Next Generation and the Mediocrity of Purpose

maxresdefault When the rock band, The Who, released their anthem in the late 60s which also came to define the early seventies entitled, “My Generation”, a new and exciting period of change occurred in collaboration with this song. This change was social, economic and political and the song came to define an era. This is the centrality of purpose. In 2013, both Microsoft and Sony released what they entitled the ‘next-generation’ of consoles. However, they have been received by ‘My Generation’, sorry couldn’t help that one, as a flop. Yes, Sony is beating Microsoft in some ‘console war’ that doesn’t really matter. However, in reality the only real winner it seems, is mediocrity?

When the PS4 and Xbox One were released to billions of dollars of marketing and hyped up fanfare, the reality was a series of botched hardware and software endeavours. Think about it. Do you have a ‘next gen’ console? If you do, how many times has the console ‘updated’? Did you think that the next generation console would be a bug-ridden pile of cow dung that was really a massive entertainment machine that could, when the patches enabled it, play video games? We are losing purpose here. The mediocrity of Sony and Microsoft are equal. The release by EA of Battlefield, or Thief by Square Enix, all of which have been buggy and driven by ‘patch-updates’ are great examples of mediocrity within the current batch of titles. Perhaps the period of launch equates to the wider social successes of the platform?

Now hold on and give me a moment. The Xbox 360 was a success, the PlayStation Two was a success and the Nintendo 64 was another massive success. The Xbox 360, launched in 2005, the economy was okay, politically the Government of the day was popular and when those two things are in tandem, people feel good about themselves. The same relationship can be gleaned from the PlayStation Two, launched in 2000, or the Nintendo 64 in 1997. Think about it, the N64 was released when Tony Blair ‘saved Britain’, and likewise the political and social fallout of the new millennium drove the Sony PlayStation 2 sales. There you have it, of sorts, a theory about success.

However, before we get too carried away. The current period of austerity and the wider socio-economic fallout of the recession and the unpopularity of the Coalition government can create a social phenomenon around the economy which impacts sales. That said, the overall uncertainty about both consoles highlights the uncertainty the public has over all politicians and the wider economy.
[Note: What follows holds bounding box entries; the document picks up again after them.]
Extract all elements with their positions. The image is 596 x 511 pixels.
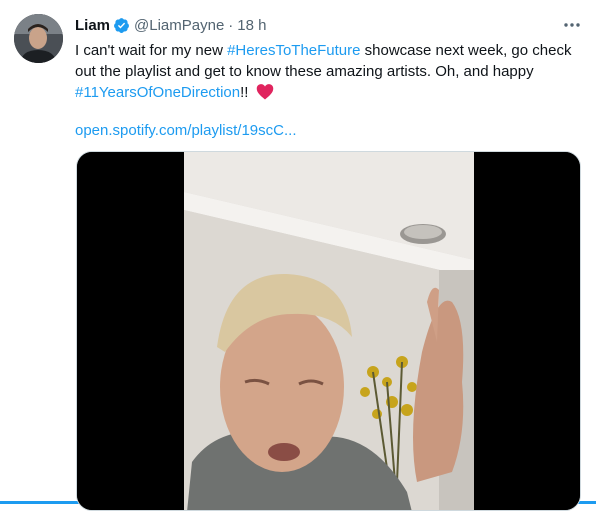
hashtag-link[interactable]: #HeresToTheFuture (227, 42, 360, 59)
playlist-link[interactable]: open.spotify.com/playlist/19scC... (75, 122, 296, 139)
tweet-text-part-3: !! (240, 84, 253, 101)
tweet-text: I can't wait for my new #HeresToTheFutur… (75, 40, 575, 103)
avatar-photo (14, 14, 63, 63)
avatar[interactable] (14, 14, 63, 63)
author-name[interactable]: Liam (75, 17, 110, 34)
author-handle[interactable]: @LiamPayne (134, 17, 224, 34)
tweet-link-line: open.spotify.com/playlist/19scC... (75, 120, 296, 141)
red-heart-icon (256, 84, 273, 100)
tweet-timestamp[interactable]: 18 h (237, 17, 266, 34)
hashtag-link[interactable]: #11YearsOfOneDirection (75, 84, 240, 101)
more-options-icon (564, 23, 580, 27)
tweet-text-part-1: I can't wait for my new (75, 42, 228, 59)
video-frame (77, 152, 580, 510)
tweet-header: Liam @LiamPayne · 18 h (75, 14, 267, 36)
more-options-button[interactable] (558, 14, 586, 36)
verified-badge-icon (114, 17, 129, 33)
separator-dot: · (228, 16, 234, 34)
video-player[interactable] (76, 151, 581, 511)
tweet[interactable]: Liam @LiamPayne · 18 h I can't wait for … (0, 0, 596, 511)
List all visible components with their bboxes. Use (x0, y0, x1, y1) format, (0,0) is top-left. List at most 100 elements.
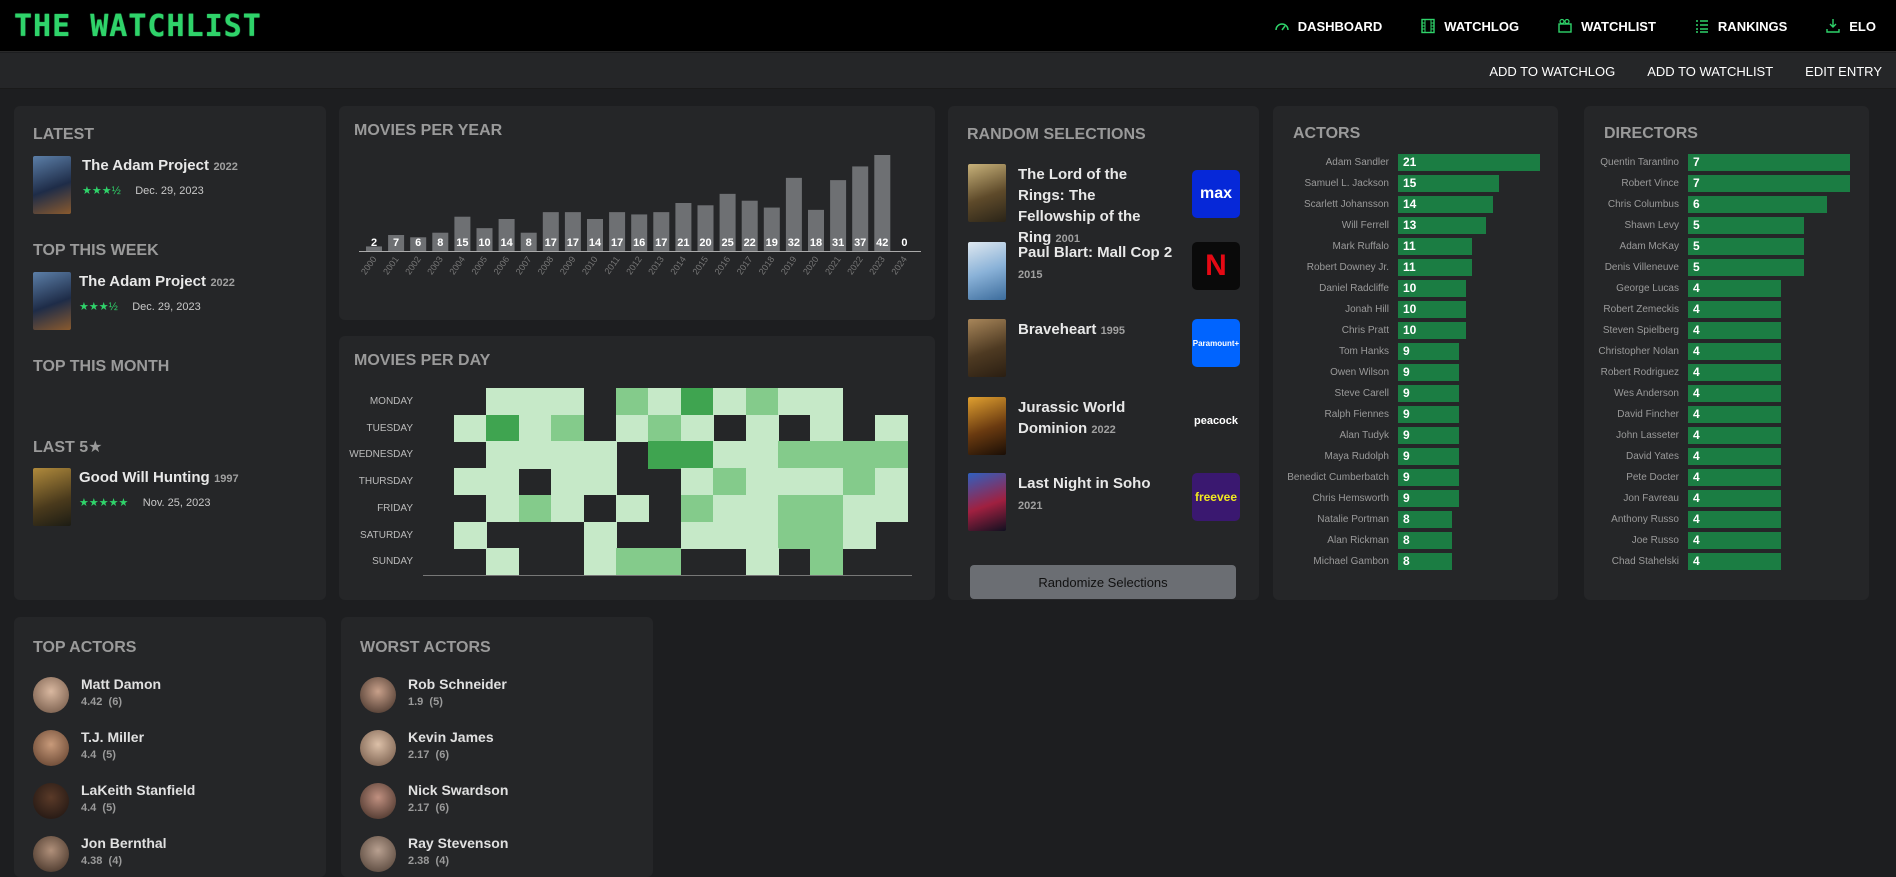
bar-row[interactable]: Benedict Cumberbatch 9 (1273, 468, 1459, 486)
top-week-poster[interactable] (33, 272, 71, 330)
nav-watchlog[interactable]: WATCHLOG (1420, 18, 1519, 34)
bar-row[interactable]: Maya Rudolph 9 (1273, 447, 1459, 465)
actor-row[interactable]: Kevin James 2.17 (6) (360, 726, 590, 770)
bar-row[interactable]: Christopher Nolan 4 (1584, 342, 1781, 360)
heatmap-cell (810, 521, 844, 549)
bar-row[interactable]: Michael Gambon 8 (1273, 552, 1453, 570)
bar-row[interactable]: Shawn Levy 5 (1584, 216, 1804, 234)
nav-watchlist[interactable]: WATCHLIST (1557, 18, 1656, 34)
bar-row[interactable]: Tom Hanks 9 (1273, 342, 1459, 360)
movie-poster[interactable] (968, 319, 1006, 377)
random-movie-title[interactable]: Jurassic World Dominion 2022 (1018, 397, 1173, 441)
bar-row[interactable]: Alan Tudyk 9 (1273, 426, 1459, 444)
bar-row[interactable]: John Lasseter 4 (1584, 426, 1781, 444)
bar-row[interactable]: Adam McKay 5 (1584, 237, 1804, 255)
bar-row[interactable]: Robert Zemeckis 4 (1584, 300, 1781, 318)
bar-row[interactable]: Chad Stahelski 4 (1584, 552, 1781, 570)
bar-row[interactable]: Daniel Radcliffe 10 (1273, 279, 1466, 297)
actor-row[interactable]: Nick Swardson 2.17 (6) (360, 779, 590, 823)
latest-heading: LATEST (33, 126, 95, 143)
edit-entry-link[interactable]: EDIT ENTRY (1805, 64, 1882, 79)
bar-label: Alan Rickman (1327, 534, 1389, 546)
bar-row[interactable]: George Lucas 4 (1584, 279, 1781, 297)
actors-card: ACTORS Adam Sandler 21 Samuel L. Jackson 15… (1273, 106, 1558, 600)
bar-row[interactable]: Quentin Tarantino 7 (1584, 153, 1850, 171)
bar-row[interactable]: Robert Downey Jr. 11 (1273, 258, 1473, 276)
bar-row[interactable]: Will Ferrell 13 (1273, 216, 1486, 234)
random-movie-title[interactable]: Last Night in Soho 2021 (1018, 473, 1173, 517)
bar-row[interactable]: Jonah Hill 10 (1273, 300, 1466, 318)
netflix-logo-icon[interactable]: N (1192, 242, 1240, 290)
bar-row[interactable]: Chris Columbus 6 (1584, 195, 1827, 213)
bar-row[interactable]: Chris Hemsworth 9 (1273, 489, 1459, 507)
actor-row[interactable]: Rob Schneider 1.9 (5) (360, 673, 590, 717)
bar-row[interactable]: Jon Favreau 4 (1584, 489, 1781, 507)
nav-rankings[interactable]: RANKINGS (1694, 18, 1787, 34)
bar-label: Steven Spielberg (1602, 324, 1679, 336)
random-item[interactable]: Jurassic World Dominion 2022 peacock (968, 397, 1243, 457)
bar-label: Chris Columbus (1607, 198, 1679, 210)
actor-row[interactable]: Jon Bernthal 4.38 (4) (33, 832, 263, 876)
actor-row[interactable]: LaKeith Stanfield 4.4 (5) (33, 779, 263, 823)
add-to-watchlog-link[interactable]: ADD TO WATCHLOG (1489, 64, 1615, 79)
bar-row[interactable]: Ralph Fiennes 9 (1273, 405, 1459, 423)
random-item[interactable]: The Lord of the Rings: The Fellowship of… (968, 164, 1243, 246)
latest-movie[interactable]: The Adam Project 2022 ★★★½ Dec. 29, 2023 (82, 157, 238, 199)
last5-movie[interactable]: Good Will Hunting 1997 ★★★★★ Nov. 25, 20… (79, 469, 239, 511)
actor-name: Rob Schneider (408, 676, 507, 692)
year-tick-label: 2010 (580, 254, 600, 276)
heatmap-cell (713, 521, 747, 549)
actor-name: Jon Bernthal (81, 835, 167, 851)
movie-poster[interactable] (968, 473, 1006, 531)
freevee-logo-icon[interactable]: freevee (1192, 473, 1240, 521)
random-item[interactable]: Last Night in Soho 2021 freevee (968, 473, 1243, 533)
bar-row[interactable]: Alan Rickman 8 (1273, 531, 1453, 549)
bar-row[interactable]: Anthony Russo 4 (1584, 510, 1781, 528)
peacock-logo-icon[interactable]: peacock (1192, 397, 1240, 445)
random-movie-title[interactable]: Braveheart 1995 (1018, 319, 1173, 342)
actor-row[interactable]: Ray Stevenson 2.38 (4) (360, 832, 590, 876)
random-item[interactable]: Paul Blart: Mall Cop 2 2015 N (968, 242, 1243, 302)
nav-dashboard[interactable]: DASHBOARD (1274, 18, 1382, 34)
max-logo-icon[interactable]: max (1192, 170, 1240, 218)
movie-poster[interactable] (968, 397, 1006, 455)
app-logo[interactable]: THE WATCHLIST (14, 9, 262, 44)
bar-row[interactable]: Adam Sandler 21 (1273, 153, 1540, 171)
add-to-watchlist-link[interactable]: ADD TO WATCHLIST (1647, 64, 1773, 79)
heatmap-cell (616, 494, 649, 523)
bar-row[interactable]: David Yates 4 (1584, 447, 1781, 465)
movie-poster[interactable] (968, 164, 1006, 222)
paramount-plus-logo-icon[interactable]: Paramount+ (1192, 319, 1240, 367)
last5-poster[interactable] (33, 468, 71, 526)
random-movie-title[interactable]: The Lord of the Rings: The Fellowship of… (1018, 164, 1173, 250)
movie-poster[interactable] (968, 242, 1006, 300)
bar-row[interactable]: Owen Wilson 9 (1273, 363, 1459, 381)
bar-row[interactable]: Chris Pratt 10 (1273, 321, 1466, 339)
bar-row[interactable]: Steve Carell 9 (1273, 384, 1459, 402)
avatar (33, 730, 69, 766)
bar-row[interactable]: Steven Spielberg 4 (1584, 321, 1781, 339)
bar-row[interactable]: Pete Docter 4 (1584, 468, 1781, 486)
bar-row[interactable]: Robert Vince 7 (1584, 174, 1850, 192)
top-week-movie[interactable]: The Adam Project 2022 ★★★½ Dec. 29, 2023 (79, 273, 235, 315)
actor-stats: 2.17 (6) (408, 802, 449, 814)
heatmap-cell (745, 521, 779, 549)
bar-row[interactable]: Natalie Portman 8 (1273, 510, 1453, 528)
nav-elo[interactable]: ELO (1825, 18, 1876, 34)
bar-row[interactable]: Wes Anderson 4 (1584, 384, 1781, 402)
year-bar-value: 37 (854, 237, 866, 249)
randomize-button[interactable]: Randomize Selections (970, 565, 1236, 599)
bar-label: Denis Villeneuve (1604, 261, 1679, 273)
bar-row[interactable]: David Fincher 4 (1584, 405, 1781, 423)
bar-row[interactable]: Joe Russo 4 (1584, 531, 1781, 549)
bar-row[interactable]: Mark Ruffalo 11 (1273, 237, 1473, 255)
bar-row[interactable]: Robert Rodriguez 4 (1584, 363, 1781, 381)
bar-row[interactable]: Denis Villeneuve 5 (1584, 258, 1804, 276)
latest-poster[interactable] (33, 156, 71, 214)
bar-row[interactable]: Samuel L. Jackson 15 (1273, 174, 1500, 192)
random-movie-title[interactable]: Paul Blart: Mall Cop 2 2015 (1018, 242, 1173, 286)
actor-row[interactable]: T.J. Miller 4.4 (5) (33, 726, 263, 770)
bar-row[interactable]: Scarlett Johansson 14 (1273, 195, 1493, 213)
random-item[interactable]: Braveheart 1995 Paramount+ (968, 319, 1243, 379)
actor-row[interactable]: Matt Damon 4.42 (6) (33, 673, 263, 717)
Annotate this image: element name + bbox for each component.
Perhaps the Next Generation Consoles own mediocrity of purpose echoes that of the wider public perceptions of the political classes? All I know, the Sony PlayStation 4 and the Xbox One was meant to be something ‘more’ and something ‘cooler’. In fact, all we’ve had so far is a flurry of mid-level crappy titles, the flat sales of consoles and people unsure about how these ‘next gen’ consoles will fair over the next five years. Microsoft and Sony should have done more to engage and the cost of this lack of engagement is that mediocrity without purpose has reigned supreme.